A new skill that will arise on content teams will be the ability to successfully manage various software systems and algorithms so they produce the right kind of output. And there still need to be humans driving the decision-making. As Andrew Davies recently wrote:

“While marketing automation promises the world, what it actually does is automate the execution of content marketing, while decision-making remains an impractically manual effort. It offers marketers a strong workflow and even insights, but fails to provide an automated way to act on those insights at scale.”

Still, the insights and workflow tools AI offers today were unimaginable just a few years ago:

  • AI can identify trending conversations across the internet, taking the guesswork out of deciding what topics will be in demand — but a human still has to create content that capitalizes on the trend.
  • AI can automatically personalize website content for individual users — but a human still has to determine how to subdivide the users and what content to show at which stage.
  • AI within work-management software can balance individual and team workloads, automatically assigning work based on skill profiles and availability — but a human needs to oversee the system’s suggestions and override them when necessary.
  • AI is making inroads into product pricing, email content curation, sales forecasting, social-media content curation, web design, customer service, PPC advertising, churn prediction, and more — and the human touch is needed in each of these areas, too.

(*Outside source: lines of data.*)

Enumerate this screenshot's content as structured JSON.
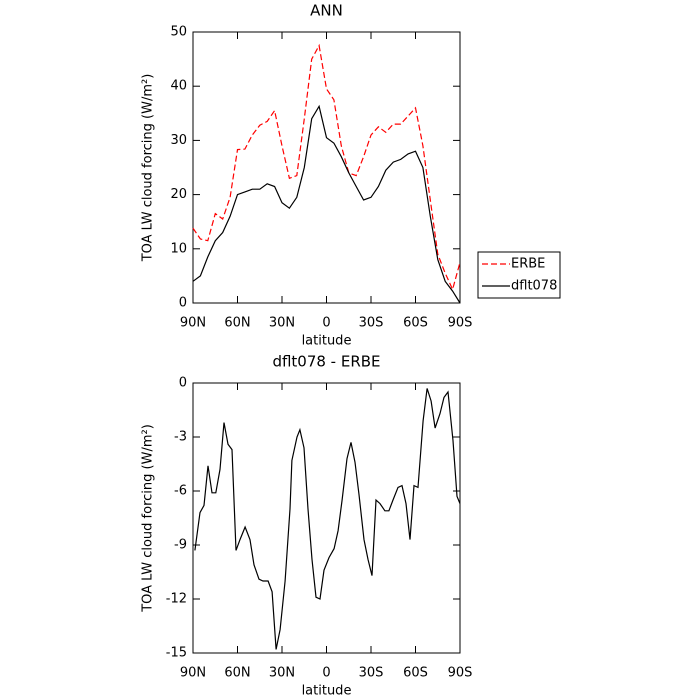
{
  "chart_data": [
    {
      "type": "line",
      "title": "ANN",
      "x_label": "latitude",
      "y_label": "TOA LW cloud forcing (W/m²)",
      "x": [
        90,
        85,
        80,
        75,
        70,
        65,
        60,
        55,
        50,
        45,
        40,
        35,
        30,
        25,
        20,
        15,
        10,
        5,
        0,
        -5,
        -10,
        -15,
        -20,
        -25,
        -30,
        -35,
        -40,
        -45,
        -50,
        -55,
        -60,
        -65,
        -70,
        -75,
        -80,
        -85,
        -90
      ],
      "series": [
        {
          "name": "ERBE",
          "color": "#ff0000",
          "line_style": "dashed",
          "values": [
            13.8,
            11.8,
            11.5,
            16.5,
            15.5,
            19.5,
            28.3,
            28.4,
            31,
            32.8,
            33.5,
            35.5,
            29,
            23,
            23.5,
            34,
            45,
            47.5,
            39.5,
            37.5,
            29,
            24,
            23.5,
            27,
            31,
            32.5,
            31.5,
            33,
            33,
            34.5,
            36,
            29,
            19,
            9,
            5.5,
            2.5,
            7.5
          ]
        },
        {
          "name": "dflt078",
          "color": "#000000",
          "line_style": "solid",
          "values": [
            4,
            5,
            8.5,
            11.5,
            13,
            16,
            20,
            20.5,
            21,
            21,
            22,
            21.5,
            18.5,
            17.5,
            19.5,
            25,
            34,
            36.3,
            30.5,
            29.5,
            27,
            24,
            21.5,
            19,
            19.5,
            21.5,
            24.5,
            26,
            26.5,
            27.5,
            28,
            25,
            16,
            8,
            4,
            2.2,
            0
          ]
        }
      ],
      "xlim": [
        90,
        -90
      ],
      "xticks": [
        {
          "value": 90,
          "label": "90N"
        },
        {
          "value": 60,
          "label": "60N"
        },
        {
          "value": 30,
          "label": "30N"
        },
        0,
        {
          "value": -30,
          "label": "30S"
        },
        {
          "value": -60,
          "label": "60S"
        },
        {
          "value": -90,
          "label": "90S"
        }
      ],
      "ylim": [
        0,
        50
      ],
      "yticks": [
        0,
        10,
        20,
        30,
        40,
        50
      ],
      "legend": "right"
    },
    {
      "type": "line",
      "title": "dflt078 - ERBE",
      "x_label": "latitude",
      "y_label": "TOA LW cloud forcing (W/m²)",
      "x": [
        88.7,
        85.3,
        82.6,
        79.9,
        77.2,
        74.6,
        71.8,
        69.1,
        66.4,
        63.7,
        61.0,
        58.3,
        54.9,
        51.6,
        48.9,
        45.5,
        42.8,
        39.4,
        36.7,
        34.0,
        31.3,
        27.9,
        24.6,
        23.3,
        19.9,
        17.9,
        15.2,
        12.5,
        9.8,
        7.1,
        4.4,
        1.7,
        -1.7,
        -5.1,
        -7.8,
        -10.5,
        -13.8,
        -16.5,
        -19.2,
        -21.9,
        -25.3,
        -28.0,
        -30.7,
        -33.4,
        -36.1,
        -39.4,
        -42.1,
        -44.8,
        -48.2,
        -50.9,
        -53.6,
        -56.3,
        -59.0,
        -61.7,
        -65.1,
        -67.8,
        -70.5,
        -73.2,
        -76.5,
        -79.2,
        -81.9,
        -85.3,
        -88.0,
        -90
      ],
      "series": [
        {
          "name": "dflt078 - ERBE",
          "color": "#000000",
          "line_style": "solid",
          "values": [
            -9.3,
            -7.2,
            -6.8,
            -4.6,
            -6.1,
            -6.1,
            -4.8,
            -2.2,
            -3.4,
            -3.7,
            -9.3,
            -8.7,
            -8,
            -8.7,
            -10.1,
            -10.9,
            -11,
            -11,
            -11.6,
            -14.8,
            -13.7,
            -11,
            -7,
            -4.3,
            -3,
            -2.6,
            -3.6,
            -7,
            -9.8,
            -11.9,
            -12,
            -10.4,
            -9.7,
            -9.2,
            -8.2,
            -6.5,
            -4.2,
            -3.3,
            -4.4,
            -6.2,
            -8.7,
            -9.8,
            -10.7,
            -6.5,
            -6.7,
            -7.1,
            -7.1,
            -6.5,
            -5.8,
            -5.7,
            -6.7,
            -8.7,
            -5.7,
            -5.8,
            -2.1,
            -0.3,
            -1,
            -2.5,
            -1.7,
            -0.8,
            -0.5,
            -3.2,
            -6.3,
            -6.7
          ]
        }
      ],
      "xlim": [
        90,
        -90
      ],
      "xticks": [
        {
          "value": 90,
          "label": "90N"
        },
        {
          "value": 60,
          "label": "60N"
        },
        {
          "value": 30,
          "label": "30N"
        },
        0,
        {
          "value": -30,
          "label": "30S"
        },
        {
          "value": -60,
          "label": "60S"
        },
        {
          "value": -90,
          "label": "90S"
        }
      ],
      "ylim": [
        -15,
        0
      ],
      "yticks": [
        -15,
        -12,
        -9,
        -6,
        -3,
        0
      ]
    }
  ]
}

What this means for content marketers

Sharpen your decision-making skills. As intelligent as today’s AI solutions are, they won’t select themselves from their many competitors, decide they’re the right solution for your needs, or insert themselves into your workflow. And once you have a solution on board, you have to decide how to leverage it and what to do with all the new data it generates for you. Make decisions, fail fast and move on.

Facing an automated future

Artificial intelligence is still a first-generation technology, and terrifying tech forecasts never come to fruition as quickly as expected or in quite the way we imagined. (Remember, visions of the 21st century revolved around flying cars, not pocket-size supercomputers).

Are there some content marketing jobs that will be in jeopardy in an automated future? Sure. And it’s important to note that because AI is capable of learning and improving, the pace of change and innovation will only get faster from here.

But so far, all artificial intelligence has done is open the door for ever-increasing content personalization, provide more insights than we know what to do with, and automate the grunt work we don’t want to do anyway — freeing us up for more creative pursuits.

It’s what we do with that extra time that will determine our fate. Will we allow AI to take over the manual tasks that are holding us hostage, currently leaving us with just 44% of each day to focus on our primary job duties? Will we leverage AI to become better communicators, better writers, better decision-makers, and better all-around humans? It’s entirely up to us.